I will remember all this (hopefully). I thought I knew all (errm... most of) the ins'n'outs of the cloth room, but this one caught me out. I'm very happy to now have two solutions to the problem. And many thanks to RedMagickMage for raising the problem in the 1st place..:-))
Cheers,
Diolma
nruddock posted Fri, 02 June 2006 at 6:19 PM
Quote - "The default collision mode is cloth vertex against object polygon.
Turn the cylinder into a figure and the constrained group works as expected without any extra vertices."Ummm... does that mean that the the default collision mode does not have anything to do with the constrained grouping? After all, the long, thin cylinder does have polygons, they just happen to be long and thin....so why would constraining work for long, thin polys on a figure, but not for long thin polys on a prop? Not saying it doesn't, just asking why...
I will remember all this (hopefully). I thought I knew all (errm... most of) the ins'n'outs of the cloth room, but this one caught me out. I'm very happy to now have two solutions to the problem. And many thanks to RedMagickMage for raising the problem in the 1st place..:-))
Cheers,
Diolma
I tried the extra collision options to see if they made any difference (they didn't for a prop), then I just stuck a single bone in and tried with just the default options.

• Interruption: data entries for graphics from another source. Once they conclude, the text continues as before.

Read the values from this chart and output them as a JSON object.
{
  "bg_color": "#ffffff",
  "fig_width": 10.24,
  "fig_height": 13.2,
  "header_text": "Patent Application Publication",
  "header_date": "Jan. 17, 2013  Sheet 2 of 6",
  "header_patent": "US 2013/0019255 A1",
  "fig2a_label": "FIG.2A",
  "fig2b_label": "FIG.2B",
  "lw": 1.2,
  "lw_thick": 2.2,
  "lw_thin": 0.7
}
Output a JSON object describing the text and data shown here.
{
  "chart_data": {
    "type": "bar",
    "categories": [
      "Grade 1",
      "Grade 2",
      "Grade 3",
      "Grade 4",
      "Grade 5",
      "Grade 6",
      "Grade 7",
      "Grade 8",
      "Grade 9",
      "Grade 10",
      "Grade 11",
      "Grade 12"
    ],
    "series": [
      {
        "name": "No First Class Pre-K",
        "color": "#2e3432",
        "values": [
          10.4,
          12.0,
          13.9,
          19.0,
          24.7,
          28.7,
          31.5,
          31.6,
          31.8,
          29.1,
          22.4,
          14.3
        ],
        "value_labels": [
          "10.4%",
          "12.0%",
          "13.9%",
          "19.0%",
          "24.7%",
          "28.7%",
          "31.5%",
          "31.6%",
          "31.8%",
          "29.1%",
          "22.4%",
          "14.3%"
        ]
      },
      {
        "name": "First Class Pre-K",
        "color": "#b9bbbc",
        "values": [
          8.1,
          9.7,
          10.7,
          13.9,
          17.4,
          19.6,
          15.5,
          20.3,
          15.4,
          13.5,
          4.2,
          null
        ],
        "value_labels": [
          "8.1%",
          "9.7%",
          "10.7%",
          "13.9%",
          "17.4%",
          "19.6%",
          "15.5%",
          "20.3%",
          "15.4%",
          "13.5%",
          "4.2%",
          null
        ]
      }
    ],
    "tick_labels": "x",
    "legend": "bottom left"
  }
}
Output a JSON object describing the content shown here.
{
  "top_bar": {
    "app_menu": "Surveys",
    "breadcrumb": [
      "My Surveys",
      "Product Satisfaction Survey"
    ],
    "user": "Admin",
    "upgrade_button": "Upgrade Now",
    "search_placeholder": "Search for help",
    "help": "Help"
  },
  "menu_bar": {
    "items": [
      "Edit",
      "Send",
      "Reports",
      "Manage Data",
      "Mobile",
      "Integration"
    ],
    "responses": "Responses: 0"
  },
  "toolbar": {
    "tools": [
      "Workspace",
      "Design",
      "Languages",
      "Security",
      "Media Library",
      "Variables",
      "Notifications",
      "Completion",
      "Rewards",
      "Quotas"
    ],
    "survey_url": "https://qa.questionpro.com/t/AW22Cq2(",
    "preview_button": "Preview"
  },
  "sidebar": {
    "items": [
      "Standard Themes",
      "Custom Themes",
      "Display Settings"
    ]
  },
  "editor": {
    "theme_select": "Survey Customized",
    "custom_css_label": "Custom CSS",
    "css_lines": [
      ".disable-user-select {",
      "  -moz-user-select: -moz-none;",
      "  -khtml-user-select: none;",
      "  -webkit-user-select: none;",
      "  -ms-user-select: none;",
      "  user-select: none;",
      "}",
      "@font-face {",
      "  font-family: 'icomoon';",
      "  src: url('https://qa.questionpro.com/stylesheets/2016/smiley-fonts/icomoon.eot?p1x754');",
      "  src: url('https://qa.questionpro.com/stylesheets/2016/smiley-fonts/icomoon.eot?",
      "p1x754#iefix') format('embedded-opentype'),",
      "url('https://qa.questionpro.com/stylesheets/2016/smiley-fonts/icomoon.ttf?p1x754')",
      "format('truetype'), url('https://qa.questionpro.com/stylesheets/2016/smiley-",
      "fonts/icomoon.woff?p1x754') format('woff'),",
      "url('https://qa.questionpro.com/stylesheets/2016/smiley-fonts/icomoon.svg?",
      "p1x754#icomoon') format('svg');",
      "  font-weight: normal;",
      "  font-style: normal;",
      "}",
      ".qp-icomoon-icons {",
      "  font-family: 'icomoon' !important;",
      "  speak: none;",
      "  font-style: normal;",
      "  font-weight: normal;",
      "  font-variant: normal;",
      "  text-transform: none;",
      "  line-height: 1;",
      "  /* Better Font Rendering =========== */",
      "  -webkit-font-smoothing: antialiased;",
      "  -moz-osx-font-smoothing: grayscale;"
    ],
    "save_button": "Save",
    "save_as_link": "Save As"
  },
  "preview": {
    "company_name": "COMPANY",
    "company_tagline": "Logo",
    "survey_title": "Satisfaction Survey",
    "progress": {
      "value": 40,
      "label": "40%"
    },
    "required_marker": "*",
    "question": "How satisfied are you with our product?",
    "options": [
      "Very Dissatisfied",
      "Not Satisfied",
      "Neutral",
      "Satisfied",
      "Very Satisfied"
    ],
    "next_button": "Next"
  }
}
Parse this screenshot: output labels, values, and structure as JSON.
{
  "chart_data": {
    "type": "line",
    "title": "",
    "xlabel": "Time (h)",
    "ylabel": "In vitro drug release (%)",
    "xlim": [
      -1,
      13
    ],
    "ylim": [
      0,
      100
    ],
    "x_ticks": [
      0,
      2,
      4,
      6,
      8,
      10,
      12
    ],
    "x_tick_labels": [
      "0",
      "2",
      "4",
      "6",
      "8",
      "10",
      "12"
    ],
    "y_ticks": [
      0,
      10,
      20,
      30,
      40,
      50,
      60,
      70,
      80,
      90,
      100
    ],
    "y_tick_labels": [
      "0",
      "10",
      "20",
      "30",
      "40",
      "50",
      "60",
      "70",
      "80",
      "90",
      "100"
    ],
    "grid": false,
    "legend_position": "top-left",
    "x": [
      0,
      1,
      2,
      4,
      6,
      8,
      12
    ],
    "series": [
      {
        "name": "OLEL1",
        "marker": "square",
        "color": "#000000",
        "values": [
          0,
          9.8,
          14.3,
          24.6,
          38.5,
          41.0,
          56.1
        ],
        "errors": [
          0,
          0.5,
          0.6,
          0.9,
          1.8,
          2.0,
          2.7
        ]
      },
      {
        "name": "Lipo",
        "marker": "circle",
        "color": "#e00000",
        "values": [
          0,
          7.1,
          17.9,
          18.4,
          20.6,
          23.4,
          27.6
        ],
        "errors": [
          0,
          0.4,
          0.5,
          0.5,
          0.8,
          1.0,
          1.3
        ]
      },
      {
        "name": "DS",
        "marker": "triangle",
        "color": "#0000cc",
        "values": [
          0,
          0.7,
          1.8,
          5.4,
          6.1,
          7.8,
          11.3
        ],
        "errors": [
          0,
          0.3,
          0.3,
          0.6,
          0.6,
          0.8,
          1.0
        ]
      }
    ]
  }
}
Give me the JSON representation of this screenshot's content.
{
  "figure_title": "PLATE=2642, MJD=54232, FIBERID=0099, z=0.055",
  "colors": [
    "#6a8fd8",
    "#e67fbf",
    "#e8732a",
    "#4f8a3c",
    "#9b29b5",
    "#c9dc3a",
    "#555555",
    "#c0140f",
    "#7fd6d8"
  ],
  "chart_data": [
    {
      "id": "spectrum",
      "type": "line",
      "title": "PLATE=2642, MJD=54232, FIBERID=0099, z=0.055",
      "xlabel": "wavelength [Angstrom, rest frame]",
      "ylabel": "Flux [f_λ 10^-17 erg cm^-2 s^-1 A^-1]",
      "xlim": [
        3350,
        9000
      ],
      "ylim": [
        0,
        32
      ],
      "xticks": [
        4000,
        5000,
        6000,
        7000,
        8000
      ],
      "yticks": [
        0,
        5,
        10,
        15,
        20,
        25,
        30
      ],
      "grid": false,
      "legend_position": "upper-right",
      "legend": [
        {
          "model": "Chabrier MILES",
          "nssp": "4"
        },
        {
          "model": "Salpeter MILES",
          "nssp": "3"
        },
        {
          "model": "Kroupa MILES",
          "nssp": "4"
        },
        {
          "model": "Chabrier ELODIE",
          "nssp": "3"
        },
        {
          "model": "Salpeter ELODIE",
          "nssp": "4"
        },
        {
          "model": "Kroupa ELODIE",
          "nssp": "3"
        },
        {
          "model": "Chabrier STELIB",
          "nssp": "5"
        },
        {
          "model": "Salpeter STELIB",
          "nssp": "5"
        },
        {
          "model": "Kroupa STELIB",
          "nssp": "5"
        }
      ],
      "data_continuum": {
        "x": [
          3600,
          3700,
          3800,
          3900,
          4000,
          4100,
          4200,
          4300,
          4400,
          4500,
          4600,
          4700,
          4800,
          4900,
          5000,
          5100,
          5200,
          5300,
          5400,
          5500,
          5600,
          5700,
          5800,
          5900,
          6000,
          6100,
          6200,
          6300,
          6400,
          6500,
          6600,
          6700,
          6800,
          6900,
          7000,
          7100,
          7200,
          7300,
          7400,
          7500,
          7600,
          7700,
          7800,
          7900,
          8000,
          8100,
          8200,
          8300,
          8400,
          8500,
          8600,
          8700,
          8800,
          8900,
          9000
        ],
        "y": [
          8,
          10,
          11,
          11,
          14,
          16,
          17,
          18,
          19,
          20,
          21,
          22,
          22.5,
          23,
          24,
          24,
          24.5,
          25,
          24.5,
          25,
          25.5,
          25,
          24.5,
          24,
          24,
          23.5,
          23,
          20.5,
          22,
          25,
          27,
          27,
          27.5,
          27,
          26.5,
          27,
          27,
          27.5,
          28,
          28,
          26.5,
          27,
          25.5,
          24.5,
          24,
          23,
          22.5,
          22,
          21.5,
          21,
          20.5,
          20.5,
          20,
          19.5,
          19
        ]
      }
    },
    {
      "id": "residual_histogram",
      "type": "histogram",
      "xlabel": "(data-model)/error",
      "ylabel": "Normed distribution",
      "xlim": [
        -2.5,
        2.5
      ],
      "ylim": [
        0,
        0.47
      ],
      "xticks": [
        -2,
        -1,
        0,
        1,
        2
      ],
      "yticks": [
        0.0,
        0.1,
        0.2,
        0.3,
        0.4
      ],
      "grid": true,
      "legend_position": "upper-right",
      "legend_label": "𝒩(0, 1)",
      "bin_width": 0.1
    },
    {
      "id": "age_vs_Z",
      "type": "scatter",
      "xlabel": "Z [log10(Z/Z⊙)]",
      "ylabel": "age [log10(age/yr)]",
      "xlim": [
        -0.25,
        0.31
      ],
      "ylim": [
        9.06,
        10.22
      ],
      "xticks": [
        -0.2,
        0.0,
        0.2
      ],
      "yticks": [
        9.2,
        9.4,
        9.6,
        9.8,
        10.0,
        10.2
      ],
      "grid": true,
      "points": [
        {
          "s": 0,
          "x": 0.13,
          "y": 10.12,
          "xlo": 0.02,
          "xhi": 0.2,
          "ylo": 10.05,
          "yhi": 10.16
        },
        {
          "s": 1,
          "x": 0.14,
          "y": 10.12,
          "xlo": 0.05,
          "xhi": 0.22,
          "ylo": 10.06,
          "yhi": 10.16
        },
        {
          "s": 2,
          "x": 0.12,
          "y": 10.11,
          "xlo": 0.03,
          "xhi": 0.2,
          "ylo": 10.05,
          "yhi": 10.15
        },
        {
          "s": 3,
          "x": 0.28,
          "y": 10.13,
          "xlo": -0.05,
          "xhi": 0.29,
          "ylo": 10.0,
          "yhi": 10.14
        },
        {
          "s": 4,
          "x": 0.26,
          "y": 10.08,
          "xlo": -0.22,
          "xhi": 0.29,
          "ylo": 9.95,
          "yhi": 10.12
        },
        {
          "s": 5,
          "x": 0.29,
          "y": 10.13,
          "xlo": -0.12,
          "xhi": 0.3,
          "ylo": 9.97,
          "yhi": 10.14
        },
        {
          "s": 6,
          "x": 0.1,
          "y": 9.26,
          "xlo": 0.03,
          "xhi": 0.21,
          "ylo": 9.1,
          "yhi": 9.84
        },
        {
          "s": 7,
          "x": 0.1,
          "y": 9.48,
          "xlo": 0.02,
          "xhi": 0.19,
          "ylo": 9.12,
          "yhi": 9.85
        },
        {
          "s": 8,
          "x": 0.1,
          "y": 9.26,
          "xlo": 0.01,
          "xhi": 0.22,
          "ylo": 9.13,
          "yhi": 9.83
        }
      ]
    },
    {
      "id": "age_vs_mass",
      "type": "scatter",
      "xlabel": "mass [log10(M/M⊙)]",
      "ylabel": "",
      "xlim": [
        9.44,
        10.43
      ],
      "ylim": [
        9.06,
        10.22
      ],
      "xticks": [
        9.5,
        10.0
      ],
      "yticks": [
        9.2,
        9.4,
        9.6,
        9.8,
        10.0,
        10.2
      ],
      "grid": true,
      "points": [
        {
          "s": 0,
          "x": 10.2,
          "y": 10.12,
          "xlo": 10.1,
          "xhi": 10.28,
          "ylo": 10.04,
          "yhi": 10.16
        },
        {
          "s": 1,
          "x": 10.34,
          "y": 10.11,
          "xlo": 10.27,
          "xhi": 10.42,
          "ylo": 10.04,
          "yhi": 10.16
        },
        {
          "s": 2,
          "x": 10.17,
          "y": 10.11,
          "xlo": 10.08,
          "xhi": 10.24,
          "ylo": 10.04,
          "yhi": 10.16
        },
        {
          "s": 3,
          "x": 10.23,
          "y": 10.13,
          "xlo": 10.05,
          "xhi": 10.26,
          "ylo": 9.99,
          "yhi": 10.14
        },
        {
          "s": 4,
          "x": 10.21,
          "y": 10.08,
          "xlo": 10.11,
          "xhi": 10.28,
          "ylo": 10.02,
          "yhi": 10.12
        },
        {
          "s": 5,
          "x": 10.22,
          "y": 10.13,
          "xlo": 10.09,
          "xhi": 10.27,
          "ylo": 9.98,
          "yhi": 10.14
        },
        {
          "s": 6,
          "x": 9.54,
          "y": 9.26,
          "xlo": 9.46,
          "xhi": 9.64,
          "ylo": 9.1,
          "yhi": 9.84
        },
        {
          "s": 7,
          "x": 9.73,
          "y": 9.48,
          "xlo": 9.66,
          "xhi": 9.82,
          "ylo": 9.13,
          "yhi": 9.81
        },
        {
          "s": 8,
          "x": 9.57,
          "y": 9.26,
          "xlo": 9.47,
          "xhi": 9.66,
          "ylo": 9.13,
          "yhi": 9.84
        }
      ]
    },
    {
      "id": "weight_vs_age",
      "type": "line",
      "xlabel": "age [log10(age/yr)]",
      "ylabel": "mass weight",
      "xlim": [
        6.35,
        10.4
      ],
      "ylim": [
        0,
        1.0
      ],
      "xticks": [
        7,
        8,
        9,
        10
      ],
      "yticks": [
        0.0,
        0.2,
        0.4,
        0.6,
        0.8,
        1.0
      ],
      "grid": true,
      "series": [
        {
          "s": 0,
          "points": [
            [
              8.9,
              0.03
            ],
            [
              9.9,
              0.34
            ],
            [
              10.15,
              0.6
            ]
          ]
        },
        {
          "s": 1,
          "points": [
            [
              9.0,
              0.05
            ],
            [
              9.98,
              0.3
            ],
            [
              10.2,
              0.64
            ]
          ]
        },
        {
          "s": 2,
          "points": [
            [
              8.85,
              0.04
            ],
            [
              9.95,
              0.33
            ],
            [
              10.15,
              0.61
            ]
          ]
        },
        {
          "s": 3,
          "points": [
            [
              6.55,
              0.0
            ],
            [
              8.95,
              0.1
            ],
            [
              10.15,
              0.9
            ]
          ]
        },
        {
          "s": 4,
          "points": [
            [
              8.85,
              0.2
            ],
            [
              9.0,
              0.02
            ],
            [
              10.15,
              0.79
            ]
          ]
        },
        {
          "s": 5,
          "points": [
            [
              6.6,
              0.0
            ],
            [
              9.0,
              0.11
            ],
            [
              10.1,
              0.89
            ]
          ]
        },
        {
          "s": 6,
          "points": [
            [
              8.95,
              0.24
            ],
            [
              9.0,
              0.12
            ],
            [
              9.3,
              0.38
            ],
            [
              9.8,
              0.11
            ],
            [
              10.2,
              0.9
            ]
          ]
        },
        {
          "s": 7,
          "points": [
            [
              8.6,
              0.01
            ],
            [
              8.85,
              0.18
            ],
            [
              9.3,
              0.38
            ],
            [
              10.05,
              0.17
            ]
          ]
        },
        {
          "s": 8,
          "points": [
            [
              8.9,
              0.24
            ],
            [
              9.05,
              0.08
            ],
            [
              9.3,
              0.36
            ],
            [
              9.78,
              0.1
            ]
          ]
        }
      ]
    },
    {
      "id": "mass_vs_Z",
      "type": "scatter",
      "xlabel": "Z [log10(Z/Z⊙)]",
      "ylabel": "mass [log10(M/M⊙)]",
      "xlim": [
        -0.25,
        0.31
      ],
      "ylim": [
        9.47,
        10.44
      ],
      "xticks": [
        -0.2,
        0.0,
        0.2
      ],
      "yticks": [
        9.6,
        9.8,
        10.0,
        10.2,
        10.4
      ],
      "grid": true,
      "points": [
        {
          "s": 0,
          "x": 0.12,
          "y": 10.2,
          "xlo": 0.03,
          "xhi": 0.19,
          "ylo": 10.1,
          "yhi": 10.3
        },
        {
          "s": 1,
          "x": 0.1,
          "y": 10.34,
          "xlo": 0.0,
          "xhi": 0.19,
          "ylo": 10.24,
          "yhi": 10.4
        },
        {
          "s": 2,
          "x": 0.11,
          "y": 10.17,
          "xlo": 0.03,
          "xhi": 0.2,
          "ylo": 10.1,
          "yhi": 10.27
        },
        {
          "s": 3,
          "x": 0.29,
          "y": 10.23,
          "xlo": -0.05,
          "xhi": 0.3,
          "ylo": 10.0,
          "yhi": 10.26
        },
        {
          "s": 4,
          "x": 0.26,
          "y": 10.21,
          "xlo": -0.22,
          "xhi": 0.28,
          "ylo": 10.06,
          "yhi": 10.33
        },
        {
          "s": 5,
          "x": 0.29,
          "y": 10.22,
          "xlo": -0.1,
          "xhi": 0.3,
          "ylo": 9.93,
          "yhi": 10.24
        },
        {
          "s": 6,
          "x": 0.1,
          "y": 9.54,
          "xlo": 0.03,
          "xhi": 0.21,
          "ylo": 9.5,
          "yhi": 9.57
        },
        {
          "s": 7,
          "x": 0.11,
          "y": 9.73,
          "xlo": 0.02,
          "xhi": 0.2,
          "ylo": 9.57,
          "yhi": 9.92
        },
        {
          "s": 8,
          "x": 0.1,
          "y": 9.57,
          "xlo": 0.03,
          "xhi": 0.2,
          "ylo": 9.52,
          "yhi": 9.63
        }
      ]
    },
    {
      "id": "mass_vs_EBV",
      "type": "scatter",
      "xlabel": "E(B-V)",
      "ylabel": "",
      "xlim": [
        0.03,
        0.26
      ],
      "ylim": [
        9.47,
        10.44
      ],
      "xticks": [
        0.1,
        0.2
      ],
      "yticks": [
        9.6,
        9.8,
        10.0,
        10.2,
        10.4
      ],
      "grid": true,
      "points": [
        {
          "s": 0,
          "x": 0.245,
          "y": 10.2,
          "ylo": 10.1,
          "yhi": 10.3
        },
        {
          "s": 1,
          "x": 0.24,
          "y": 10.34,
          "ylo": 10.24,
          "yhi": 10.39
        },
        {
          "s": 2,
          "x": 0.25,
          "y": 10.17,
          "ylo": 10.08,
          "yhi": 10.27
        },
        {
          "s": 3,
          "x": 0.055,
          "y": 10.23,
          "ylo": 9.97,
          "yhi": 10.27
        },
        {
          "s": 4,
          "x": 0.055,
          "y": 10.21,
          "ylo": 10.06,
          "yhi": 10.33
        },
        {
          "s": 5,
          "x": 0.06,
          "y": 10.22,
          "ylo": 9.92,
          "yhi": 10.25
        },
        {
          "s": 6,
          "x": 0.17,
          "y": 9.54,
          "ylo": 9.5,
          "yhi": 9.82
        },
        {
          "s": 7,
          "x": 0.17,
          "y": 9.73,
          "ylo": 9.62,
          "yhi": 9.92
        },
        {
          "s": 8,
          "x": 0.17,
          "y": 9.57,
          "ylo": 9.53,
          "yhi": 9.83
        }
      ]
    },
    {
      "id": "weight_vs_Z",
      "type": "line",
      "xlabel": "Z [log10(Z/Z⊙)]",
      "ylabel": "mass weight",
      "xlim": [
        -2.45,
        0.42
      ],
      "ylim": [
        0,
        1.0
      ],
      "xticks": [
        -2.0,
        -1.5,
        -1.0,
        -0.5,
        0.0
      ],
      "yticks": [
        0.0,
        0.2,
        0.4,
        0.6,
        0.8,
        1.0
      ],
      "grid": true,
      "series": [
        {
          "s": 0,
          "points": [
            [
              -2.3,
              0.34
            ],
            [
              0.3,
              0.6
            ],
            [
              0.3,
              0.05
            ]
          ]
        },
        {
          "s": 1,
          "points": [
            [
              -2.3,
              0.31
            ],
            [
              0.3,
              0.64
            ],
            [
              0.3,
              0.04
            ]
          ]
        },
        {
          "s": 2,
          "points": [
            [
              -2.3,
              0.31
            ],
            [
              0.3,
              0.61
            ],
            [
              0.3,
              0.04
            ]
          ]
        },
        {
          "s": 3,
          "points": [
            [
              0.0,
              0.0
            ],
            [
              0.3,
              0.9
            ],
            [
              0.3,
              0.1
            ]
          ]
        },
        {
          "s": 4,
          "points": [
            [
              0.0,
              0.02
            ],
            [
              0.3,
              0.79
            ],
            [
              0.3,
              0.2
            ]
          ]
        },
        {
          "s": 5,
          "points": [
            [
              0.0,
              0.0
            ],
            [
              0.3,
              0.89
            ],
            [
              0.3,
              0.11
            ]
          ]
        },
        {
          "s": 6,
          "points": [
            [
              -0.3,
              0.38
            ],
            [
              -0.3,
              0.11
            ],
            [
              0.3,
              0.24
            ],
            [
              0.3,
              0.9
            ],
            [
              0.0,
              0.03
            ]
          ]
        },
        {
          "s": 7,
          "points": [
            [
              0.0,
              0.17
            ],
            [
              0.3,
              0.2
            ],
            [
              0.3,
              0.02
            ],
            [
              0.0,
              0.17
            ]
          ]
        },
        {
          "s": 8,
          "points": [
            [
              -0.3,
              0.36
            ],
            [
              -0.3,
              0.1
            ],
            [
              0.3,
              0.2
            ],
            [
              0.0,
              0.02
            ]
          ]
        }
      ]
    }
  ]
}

While the simulation was running, I checked what the description was in the manual
"Constrained: Each cloth object can have one constrained group, which is
automatically created with empty contents when you clothify an object. Constrained
vertices “stick” to corresponding polygon faces of the underlying figure."
The following paragraph also mentions body parts.
So you do need a figure (and thus get body parts) before the simulator will do anything with the constrained group.
Cloth vertices in the choreographed group aren't part of a simulation, there completely controlled by the transformation (and morph) dials.